Die Wildkatze ist eine Einzelgängerin, die ihrem Revier in der Regel treu bleibt. Die Grösse des Reviers schwankt je nach Angebot von Beutetieren. Die Katze markiert es mit Urinspritzern, Kratzspuren oder Duftmarkierungen. Die intelligente Jägerin setzt ihre hoch entwickelten Sinnesorgane und ihre körperliche Stärke und Beweglichkeit zu ihrem Vorteil ein. Dadurch können ihr Kleinsäugetiere, aber gelegentlich auch Vögel oder Fische, nur schwer entkommen. Nur zur Paarung treffen sich von Januar bis März Männchen und Weibchen und trennen sich gleich darauf wieder. Nach rund zwei Monaten bringt die Katze die Jungen zur Welt und säugt sie. Bald schon gehen die Jungen selbst auf Nahrungssuche und im Winter trennen sich die ausgewachsenen Jungtiere von der Mutter.
Ein Blick in die Zukunft der Wildkatze
Die Wildkatze ist wieder in die Schweiz zurückgekehrt – und nicht nur das. Neuste Forschungsergebnisse zeigen, dass sich die Tiere den neuen Gegebenheiten angepasst haben und sich auch ausserhalb von grossen Waldgebieten behaupten können. Umso wichtiger werden in dieser Entwicklung aber Vernetzungshilfen wie Hecken, Waldinseln und Wildtierpassagen. Dadurch können sich die Wildkatzen problemlos zwischen verschiedenen Revierteilen bewegen und auch verkehrsreiche Strassen gefahrlos überqueren. Das macht Hoffnung auf eine positive Zukunft für das Tier des Jahres 2020.

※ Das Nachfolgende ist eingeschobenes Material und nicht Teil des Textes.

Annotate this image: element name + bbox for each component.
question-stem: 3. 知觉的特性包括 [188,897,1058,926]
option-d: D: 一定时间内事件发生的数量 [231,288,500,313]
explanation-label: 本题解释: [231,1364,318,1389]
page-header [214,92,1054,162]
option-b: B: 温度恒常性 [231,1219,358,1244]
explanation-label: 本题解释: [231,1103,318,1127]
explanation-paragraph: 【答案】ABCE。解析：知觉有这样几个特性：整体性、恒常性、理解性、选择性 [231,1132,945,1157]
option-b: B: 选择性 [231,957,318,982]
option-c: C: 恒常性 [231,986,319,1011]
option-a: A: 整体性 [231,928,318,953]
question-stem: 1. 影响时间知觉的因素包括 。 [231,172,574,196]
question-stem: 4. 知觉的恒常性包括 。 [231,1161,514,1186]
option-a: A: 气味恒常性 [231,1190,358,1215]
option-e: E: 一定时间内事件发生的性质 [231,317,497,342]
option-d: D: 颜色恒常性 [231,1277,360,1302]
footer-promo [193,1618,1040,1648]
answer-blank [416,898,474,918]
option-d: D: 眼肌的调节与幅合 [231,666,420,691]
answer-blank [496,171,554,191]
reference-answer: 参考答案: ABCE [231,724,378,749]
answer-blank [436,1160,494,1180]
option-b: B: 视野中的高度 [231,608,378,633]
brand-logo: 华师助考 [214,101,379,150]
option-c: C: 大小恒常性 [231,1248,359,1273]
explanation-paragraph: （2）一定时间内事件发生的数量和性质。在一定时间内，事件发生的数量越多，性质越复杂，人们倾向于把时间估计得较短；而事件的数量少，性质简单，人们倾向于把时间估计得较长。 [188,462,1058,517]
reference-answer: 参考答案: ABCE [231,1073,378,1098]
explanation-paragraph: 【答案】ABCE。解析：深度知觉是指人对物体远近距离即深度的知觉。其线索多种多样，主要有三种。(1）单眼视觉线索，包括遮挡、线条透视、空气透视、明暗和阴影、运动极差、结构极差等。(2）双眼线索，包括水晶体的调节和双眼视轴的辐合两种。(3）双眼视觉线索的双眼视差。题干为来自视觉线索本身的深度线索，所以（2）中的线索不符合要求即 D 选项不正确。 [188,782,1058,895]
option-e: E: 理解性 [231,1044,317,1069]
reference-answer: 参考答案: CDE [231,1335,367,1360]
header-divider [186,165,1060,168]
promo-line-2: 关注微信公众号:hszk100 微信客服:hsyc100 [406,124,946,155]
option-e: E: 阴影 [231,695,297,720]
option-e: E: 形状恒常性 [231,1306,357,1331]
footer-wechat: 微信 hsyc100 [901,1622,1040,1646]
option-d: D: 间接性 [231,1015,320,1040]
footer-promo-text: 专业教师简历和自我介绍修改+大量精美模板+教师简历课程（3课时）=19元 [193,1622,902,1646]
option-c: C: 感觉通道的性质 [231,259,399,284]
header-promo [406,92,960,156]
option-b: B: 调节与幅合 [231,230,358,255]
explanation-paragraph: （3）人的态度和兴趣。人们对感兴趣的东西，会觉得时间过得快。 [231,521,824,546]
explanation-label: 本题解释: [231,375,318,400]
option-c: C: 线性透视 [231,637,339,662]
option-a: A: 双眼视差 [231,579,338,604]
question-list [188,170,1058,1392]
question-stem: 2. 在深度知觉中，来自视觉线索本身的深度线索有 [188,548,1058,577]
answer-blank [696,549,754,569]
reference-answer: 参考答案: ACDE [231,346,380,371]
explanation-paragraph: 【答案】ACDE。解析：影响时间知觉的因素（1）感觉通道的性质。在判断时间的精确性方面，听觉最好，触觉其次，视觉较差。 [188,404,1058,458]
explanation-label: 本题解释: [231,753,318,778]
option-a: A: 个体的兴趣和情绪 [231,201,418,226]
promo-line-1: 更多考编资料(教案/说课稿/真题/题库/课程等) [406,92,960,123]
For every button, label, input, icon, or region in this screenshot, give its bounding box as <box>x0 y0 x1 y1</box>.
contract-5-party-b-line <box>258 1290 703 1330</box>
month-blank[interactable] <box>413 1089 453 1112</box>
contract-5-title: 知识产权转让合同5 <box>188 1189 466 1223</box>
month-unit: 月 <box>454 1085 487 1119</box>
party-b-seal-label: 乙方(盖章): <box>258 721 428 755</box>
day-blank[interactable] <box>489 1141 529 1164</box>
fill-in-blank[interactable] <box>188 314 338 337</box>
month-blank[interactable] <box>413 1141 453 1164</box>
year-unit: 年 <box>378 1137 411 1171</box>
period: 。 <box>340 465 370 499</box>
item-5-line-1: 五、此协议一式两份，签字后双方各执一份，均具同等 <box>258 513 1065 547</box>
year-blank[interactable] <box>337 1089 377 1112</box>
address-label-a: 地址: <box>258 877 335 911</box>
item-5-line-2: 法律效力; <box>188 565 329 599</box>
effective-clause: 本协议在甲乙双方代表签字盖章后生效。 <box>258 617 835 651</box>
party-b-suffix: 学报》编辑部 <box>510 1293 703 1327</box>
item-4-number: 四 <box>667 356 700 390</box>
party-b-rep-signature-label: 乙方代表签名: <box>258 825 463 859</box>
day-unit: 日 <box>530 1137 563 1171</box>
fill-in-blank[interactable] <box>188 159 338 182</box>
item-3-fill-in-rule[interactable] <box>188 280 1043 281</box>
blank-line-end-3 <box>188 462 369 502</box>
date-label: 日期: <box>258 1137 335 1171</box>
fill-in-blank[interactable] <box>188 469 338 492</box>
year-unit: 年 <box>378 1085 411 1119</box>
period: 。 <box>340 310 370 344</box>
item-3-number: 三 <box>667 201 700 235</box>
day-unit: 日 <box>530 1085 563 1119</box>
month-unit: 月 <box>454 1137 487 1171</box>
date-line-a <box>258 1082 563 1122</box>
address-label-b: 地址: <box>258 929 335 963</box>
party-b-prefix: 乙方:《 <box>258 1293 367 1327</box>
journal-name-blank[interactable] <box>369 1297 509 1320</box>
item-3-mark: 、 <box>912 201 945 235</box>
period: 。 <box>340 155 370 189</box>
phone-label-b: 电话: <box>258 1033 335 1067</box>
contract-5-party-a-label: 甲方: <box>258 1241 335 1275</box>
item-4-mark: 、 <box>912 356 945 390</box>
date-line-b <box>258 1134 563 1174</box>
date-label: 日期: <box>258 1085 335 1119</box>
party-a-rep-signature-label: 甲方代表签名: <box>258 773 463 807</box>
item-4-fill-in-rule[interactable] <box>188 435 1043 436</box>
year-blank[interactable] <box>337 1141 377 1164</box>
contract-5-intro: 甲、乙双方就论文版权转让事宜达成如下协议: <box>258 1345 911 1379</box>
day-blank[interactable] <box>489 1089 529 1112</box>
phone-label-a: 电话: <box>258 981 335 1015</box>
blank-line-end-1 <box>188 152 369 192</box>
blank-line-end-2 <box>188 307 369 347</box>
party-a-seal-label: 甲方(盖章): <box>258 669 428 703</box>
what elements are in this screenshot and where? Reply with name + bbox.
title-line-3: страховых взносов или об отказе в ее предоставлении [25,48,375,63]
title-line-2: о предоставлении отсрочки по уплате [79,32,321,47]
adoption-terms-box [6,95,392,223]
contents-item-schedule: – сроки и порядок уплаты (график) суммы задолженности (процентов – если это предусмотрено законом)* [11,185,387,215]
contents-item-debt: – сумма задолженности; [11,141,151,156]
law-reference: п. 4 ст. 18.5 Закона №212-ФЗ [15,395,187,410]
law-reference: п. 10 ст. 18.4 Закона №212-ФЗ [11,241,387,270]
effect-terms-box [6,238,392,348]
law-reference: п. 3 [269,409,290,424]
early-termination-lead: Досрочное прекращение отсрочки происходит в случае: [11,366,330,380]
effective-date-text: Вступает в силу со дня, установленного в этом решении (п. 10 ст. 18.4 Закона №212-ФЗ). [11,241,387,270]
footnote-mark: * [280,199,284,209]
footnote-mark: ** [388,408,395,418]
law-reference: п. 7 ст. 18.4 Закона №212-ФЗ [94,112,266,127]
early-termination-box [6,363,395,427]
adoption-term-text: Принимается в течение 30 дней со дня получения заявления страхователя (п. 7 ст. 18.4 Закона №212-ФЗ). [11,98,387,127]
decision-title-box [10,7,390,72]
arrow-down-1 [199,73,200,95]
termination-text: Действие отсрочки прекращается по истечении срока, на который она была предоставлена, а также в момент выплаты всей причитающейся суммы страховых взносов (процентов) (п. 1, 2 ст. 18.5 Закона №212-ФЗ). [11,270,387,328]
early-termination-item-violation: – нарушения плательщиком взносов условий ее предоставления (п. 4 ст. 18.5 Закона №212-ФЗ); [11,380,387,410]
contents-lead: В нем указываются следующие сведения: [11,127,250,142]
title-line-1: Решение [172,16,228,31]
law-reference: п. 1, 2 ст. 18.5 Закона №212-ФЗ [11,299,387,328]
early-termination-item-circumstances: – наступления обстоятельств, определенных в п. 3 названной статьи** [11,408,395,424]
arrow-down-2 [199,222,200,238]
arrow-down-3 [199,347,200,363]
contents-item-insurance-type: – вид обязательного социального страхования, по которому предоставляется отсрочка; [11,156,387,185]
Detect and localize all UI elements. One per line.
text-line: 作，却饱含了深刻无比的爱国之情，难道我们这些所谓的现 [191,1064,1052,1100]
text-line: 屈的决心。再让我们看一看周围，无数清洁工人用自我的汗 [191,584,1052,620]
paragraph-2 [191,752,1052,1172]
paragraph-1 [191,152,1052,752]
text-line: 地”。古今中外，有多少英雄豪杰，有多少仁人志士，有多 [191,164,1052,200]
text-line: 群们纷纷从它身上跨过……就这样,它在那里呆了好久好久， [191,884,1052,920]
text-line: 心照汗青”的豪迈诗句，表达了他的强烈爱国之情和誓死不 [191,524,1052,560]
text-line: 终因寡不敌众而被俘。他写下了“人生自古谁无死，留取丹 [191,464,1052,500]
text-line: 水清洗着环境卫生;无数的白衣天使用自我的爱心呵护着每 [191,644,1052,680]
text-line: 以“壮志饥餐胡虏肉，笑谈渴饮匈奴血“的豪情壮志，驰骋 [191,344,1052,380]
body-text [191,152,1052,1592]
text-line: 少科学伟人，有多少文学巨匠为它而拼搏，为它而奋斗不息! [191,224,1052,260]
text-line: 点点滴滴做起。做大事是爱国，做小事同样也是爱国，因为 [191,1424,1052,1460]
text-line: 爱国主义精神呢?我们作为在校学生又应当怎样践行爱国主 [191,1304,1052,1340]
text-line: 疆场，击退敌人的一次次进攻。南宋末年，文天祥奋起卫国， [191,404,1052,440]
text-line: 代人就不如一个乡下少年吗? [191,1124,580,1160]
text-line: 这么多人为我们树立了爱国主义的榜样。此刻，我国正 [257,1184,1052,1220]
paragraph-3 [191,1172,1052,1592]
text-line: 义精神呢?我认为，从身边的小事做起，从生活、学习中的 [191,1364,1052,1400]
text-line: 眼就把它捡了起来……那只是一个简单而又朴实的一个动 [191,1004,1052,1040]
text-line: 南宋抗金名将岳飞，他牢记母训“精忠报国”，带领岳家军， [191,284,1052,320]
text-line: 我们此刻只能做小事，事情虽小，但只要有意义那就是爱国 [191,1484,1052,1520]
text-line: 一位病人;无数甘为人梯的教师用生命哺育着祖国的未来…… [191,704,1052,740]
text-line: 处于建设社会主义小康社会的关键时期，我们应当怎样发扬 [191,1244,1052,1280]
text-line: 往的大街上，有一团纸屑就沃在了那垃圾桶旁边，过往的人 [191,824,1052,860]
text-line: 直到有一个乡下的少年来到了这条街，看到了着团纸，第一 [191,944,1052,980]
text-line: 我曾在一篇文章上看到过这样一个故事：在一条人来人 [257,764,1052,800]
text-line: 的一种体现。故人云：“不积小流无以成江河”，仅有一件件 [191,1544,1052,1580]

Lange Zeit war es sehr schwierig, die Europäische Wildkatze wissenschaftlich zu erforschen.
Gut zu wissen
Wildkatze oder Hauskatze?
Wildkatzen und Hauskatzen können sich zum Verwechseln ähnlich sehen. Folgende äussere Merkmale sind typisch
für Europäische Wildkatzen:
• Eher massig wirkender Körperbau
• Dichtes, langhaariges Fell
•
Zeichnung: dunkler Rückenstrich,
«verwaschenes» Tigermuster an der Seite
•
Färbung: grau-bräunlich
•
Buschiger Schwanz mit zwei bis drei deutlichen Ringen und stumpfem, schwarzem Ende
•
Rosarote Nasenspitze
Auf folgenden Webseiten finden Sie weitere
Informationen und spannende Fakten zum Leben und zur Verbreitung der Europäischen Wildkatze in der Schweiz. www.pronatura.ch
www.wildtier.ch/projekte/wildkatzenmonitoring
www.kora.ch
Wichtig
Für Hauskatzenbesitzer und -besitzerinnen:
Eine grosse Gefahr für die Wildkatzen geht von der Vermischung mit Hauskatzen aus, dieses Phänomen wird auch Hybridisierung genannt. Hier liegt eine grosse Verantwortung bei den Katzenhaltenden: Um Kreuzungen mit Wildkatzen zu verhindern, sollten freilaufende Hauskatzen kastriert werden.